Güncelleme Tarihi:
İki yıldır bir çocuk kitaplığı kurmak için çalışan Modalılar, muhtar Zeynep Ayman’ın öncülüğünde ve yazar Hafize Çınar Güner’in danışmanlığında bu hayallerine kavuştular. Önce 2-4, 4-6, 7+, 8+, 9+, 10+ yaş olmak üzere çocuklar için altı farklı kitap listesi hazırlandı. Sonra bağışlanan eserlerden gerekli görülenler okundu ve uygun bulunanlar kütüphaneye eklendi. Kitaplığın amacı kitap toplamak değil, nitelikli bir kitaplığı işler hale getirmek. Bu yüzden herkes dilediği yayınları bağışlayabiliyor ancak kitaplar özenle seçiliyor. Her kitap arşive eklenmiyor.
Nasıl üye olunuyor?
Üye olmak isteyenler birçok farklı yayınevinin yer aldığı listeden belirledikleri iki kitabı satın alarak kitaplığa götürüyorlar. Böylece üyelikleri başlamış oluyor. Kitap ödünç alanlardan ücret talep edilmiyor ama üye olabilmek için Kadıköy’ün güzide semti Moda’da işiniz, okulunuz veya ikametgâhınız olması gerekiyor. Tabii dileyen herkes girip kitap okuyabiliyor veya düzenlenen bir etkinlik varsa buna katılabiliyor. Kitaplar bir aylık süreyle, bir defada maksimum iki kitap olmak üzere ödünç alınabiliyor.

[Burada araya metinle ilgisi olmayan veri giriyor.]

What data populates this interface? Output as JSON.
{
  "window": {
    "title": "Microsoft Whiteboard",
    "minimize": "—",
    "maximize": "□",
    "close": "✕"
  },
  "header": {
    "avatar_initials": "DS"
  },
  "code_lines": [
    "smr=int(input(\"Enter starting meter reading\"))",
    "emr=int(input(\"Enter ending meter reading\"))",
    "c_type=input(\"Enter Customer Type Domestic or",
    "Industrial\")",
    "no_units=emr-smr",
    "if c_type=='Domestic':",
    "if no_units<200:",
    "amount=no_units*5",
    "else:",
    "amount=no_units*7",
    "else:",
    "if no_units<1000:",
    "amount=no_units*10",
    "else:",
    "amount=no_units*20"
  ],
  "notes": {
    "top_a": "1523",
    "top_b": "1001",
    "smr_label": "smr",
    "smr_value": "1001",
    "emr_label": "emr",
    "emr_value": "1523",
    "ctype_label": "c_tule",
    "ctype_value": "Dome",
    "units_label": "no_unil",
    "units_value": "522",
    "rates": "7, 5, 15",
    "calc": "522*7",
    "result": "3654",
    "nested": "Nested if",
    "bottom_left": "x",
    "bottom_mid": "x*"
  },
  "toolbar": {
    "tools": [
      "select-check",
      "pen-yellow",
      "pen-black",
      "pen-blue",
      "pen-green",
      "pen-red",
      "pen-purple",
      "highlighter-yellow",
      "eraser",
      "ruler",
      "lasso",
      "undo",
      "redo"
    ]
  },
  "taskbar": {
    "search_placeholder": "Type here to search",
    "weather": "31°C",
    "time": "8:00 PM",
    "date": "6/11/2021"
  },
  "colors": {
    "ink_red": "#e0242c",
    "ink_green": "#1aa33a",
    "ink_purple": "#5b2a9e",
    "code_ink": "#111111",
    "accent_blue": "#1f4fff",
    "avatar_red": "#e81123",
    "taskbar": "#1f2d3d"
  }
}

Kitaplık alanı olarak seçilen Kadıköy Belediyesi Moda Gönüllü Evi’nde yazar-çizer buluşmaları, ebeveyn sohbetleri, okuma atölyeleri, kitap kulübü buluşmaları gibi etkinlikler düzenleniyor. Her mahalleye bir kitaplığın kurulabileceği fikrini yaymak, yardımlaşarak bunun mümkün olduğunu göstermek istiyorlar. Yazar Hafize Güner kitaplıkla ilgili şunları söylüyor: “Madem bizim yaşadığımız yerde bir çocuk kitaplığı yok o halde biz kurarız diye düşündük. Edebiyat evimize kadar girebilen, bize yeni dünyaların kapılarını aralayan, başka hiçbir araca
ihtiyaç duymaksızın kendimizi geliştirmemize yardımcı olan bir sanat. Üye olmak isteyenlerin kitap alacağı listeyi belirlerken tek kriterimiz ‘iyi kitap’ olmasıydı.”
‘Okuma kültürü önemli’
Pek çok yayınevinden çağdaş bir seçki oluşturduklarını belirten Güner, uygun kitabı seçmenin dışında çocuğa kitap okuma kültürü kazandırabilmenin de çok önemli olduğunu söylüyor ve ekliyor: “Ülkemizde çocukların geleceği düşünülürken daha çok akademik başarıya odaklanılıyor. Yaratıcılık, hayal gücü ve entelektüel gelişim göz ardı ediliyor. Çocuk büyüyüp okul çağına gelince okuma alışkanlığını kazandırmak adına zaman kaybedilmiş oluyor. Sonra da edebiyat bir eğitim aracı olarak görülüyor. Biz sanatçıların bireysel çabaları bu noktada çok önemli.”